3. For the purpose of this coverage, the term "uninsured motor vehicle" shall, subject to the terms and conditions of such coverage, be deemed to include an insured motor vehicle where the liability insurer thereof is unable to make payment with respect to the legal liability of its insured within the limits specified herein because of insolvency.
[3.] 4. An insurer's insolvency protection shall be applicable only to accidents occurring during a policy period in which its insured's uninsured motorist coverage is in effect where the liability insurer of the tort-feasor becomes insolvent within two years after such an accident. Nothing herein contained shall be construed to prevent any insurer from affording insolvency protection under terms and conditions more favorable to its insureds than is provided hereunder.
[4.] 5. In the event of payment to any person under the coverage required by this section, and subject to the terms and conditions of such coverage, the insurer making such payment shall, to the extent thereof, be entitled to the proceeds of any settlement or judgment resulting from the exercise of any rights of recovery of such person against any person or organization legally responsible for the bodily injury for which such payment is made, including the proceeds recoverable from the assets of the insolvent insurer; provided, however, with respect to payments made by reason of the coverage described in subsections 2 and 3 above, the insurer making such payment shall not be entitled to any right of recovery against such tort-feasor in excess of the proceeds recovered from the assets of the insolvent insurer of said tort-feasor.

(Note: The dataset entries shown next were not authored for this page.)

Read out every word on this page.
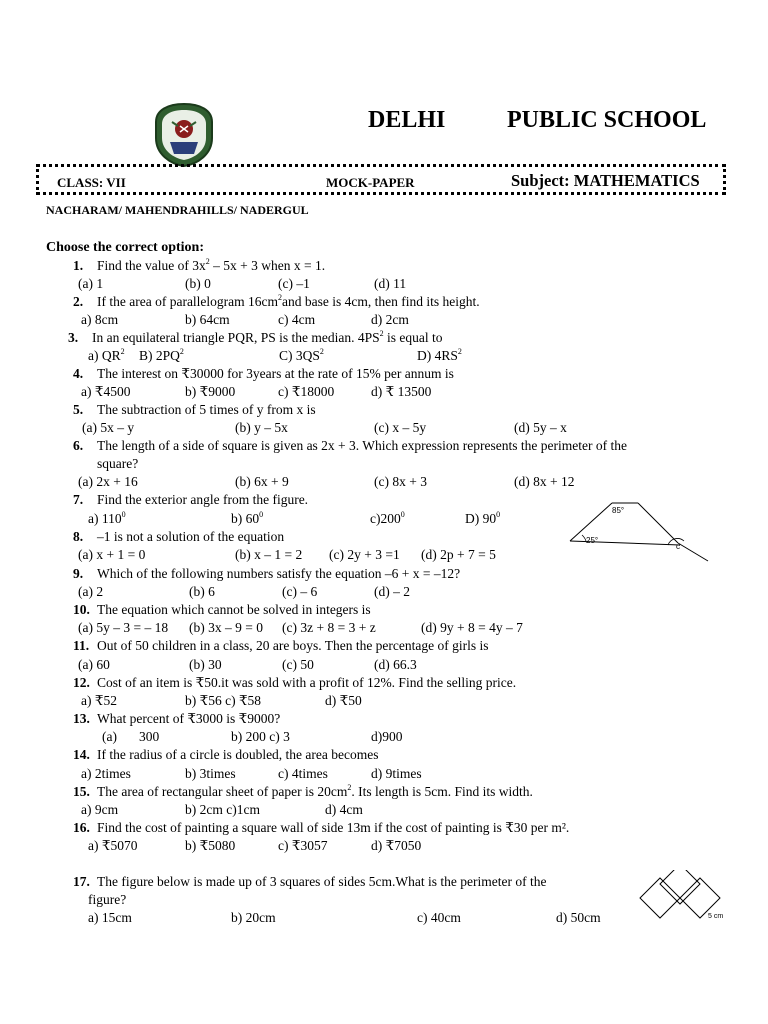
DELHI	PUBLIC SCHOOL
CLASS: VII	MOCK-PAPER	Subject: MATHEMATICS
NACHARAM/ MAHENDRAHILLS/ NADERGUL
Choose the correct option:
1. Find the value of $3x^2 - 5x + 3$ when x = 1.
(a) 1	(b) 0	(c) –1	(d) 11
2. If the area of parallelogram $16cm^2and$ base is 4cm, then find its height.
a) 8cm	b) 64cm	c) 4cm	d) 2cm
3. In an equilateral triangle PQR, PS is the median. $4PS^2$ is equal to
a) $QR^2$ B) $2PQ^2$	C) $3QS^2$	D) $4RS^2$
4. The interest on ₹30000 for 3years at the rate of 15% per annum is
a) ₹4500	b) ₹9000	c) ₹18000	d) ₹ 13500
5. The subtraction of 5 times of y from x is
(a) 5x – y	(b) y – 5x	(c) x – 5y	(d) 5y – x
6. The length of a side of square is given as 2x + 3. Which expression represents the perimeter of the
square?
(a) 2x + 16	(b) 6x + 9	(c) 8x + 3	(d) 8x + 12
7. Find the exterior angle from the figure.
a) $110^0$	b) $60^0$	$c)200^0$	D) $90^0$	85°
25°
c
8. –1 is not a solution of the equation
(a) x + 1 = 0	(b) x – 1 = 2 (c) 2y + 3 =1 (d) 2p + 7 = 5
9. Which of the following numbers satisfy the equation –6 + x = –12?
(a) 2	(b) 6	(c) – 6	(d) – 2
10. The equation which cannot be solved in integers is
(a) 5y – 3 = – 18 (b) 3x – 9 = 0 (c) 3z + 8 = 3 + z	(d) 9y + 8 = 4y – 7
11. Out of 50 children in a class, 20 are boys. Then the percentage of girls is
(a) 60	(b) 30	(c) 50	(d) 66.3
12. Cost of an item is ₹50.it was sold with a profit of 12%. Find the selling price.
a) ₹52	b) ₹56 c) ₹58	d) ₹50
13. What percent of ₹3000 is ₹9000?
(a) 300	b) 200 c) 3	d)900
14. If the radius of a circle is doubled, the area becomes
a) 2times	b) 3times	c) 4times	d) 9times
15. The area of rectangular sheet of paper is $20cm^2$. Its length is 5cm. Find its width.
a) 9cm	b) 2cm c)1cm	d) 4cm
16. Find the cost of painting a square wall of side 13m if the cost of painting is ₹30 per m².
a) ₹5070	b) ₹5080	c) ₹3057	d) ₹7050
17. The figure below is made up of 3 squares of sides 5cm.What is the perimeter of the
figure?
a) 15cm	b) 20cm	c) 40cm	d) 50cm	5 cm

[5.] 6. In any action on a policy of automobile liability insurance coverage providing for the protection of persons insured thereunder who are legally entitled to recover damages from owners or operators of uninsured motor vehicles, the fact that the owner or operator of such uninsured motor vehicle whether known or unknown failed to file the report required by section 303.040 shall be prima facie evidence of uninsured status, and such failure to file may be established by a statement of the absence of such a report on file with the office of the director of revenue, certified by the director, which statement shall be received in evidence in any of the courts of this state. In any such action, the report required by section 303.040, when filed by the owner or operator of an uninsured motor vehicle, shall be prima facie evidence of lack of insurance coverage and the report, or a copy thereof, certified by the director of revenue, may be introduced into evidence in accordance with section 303.310.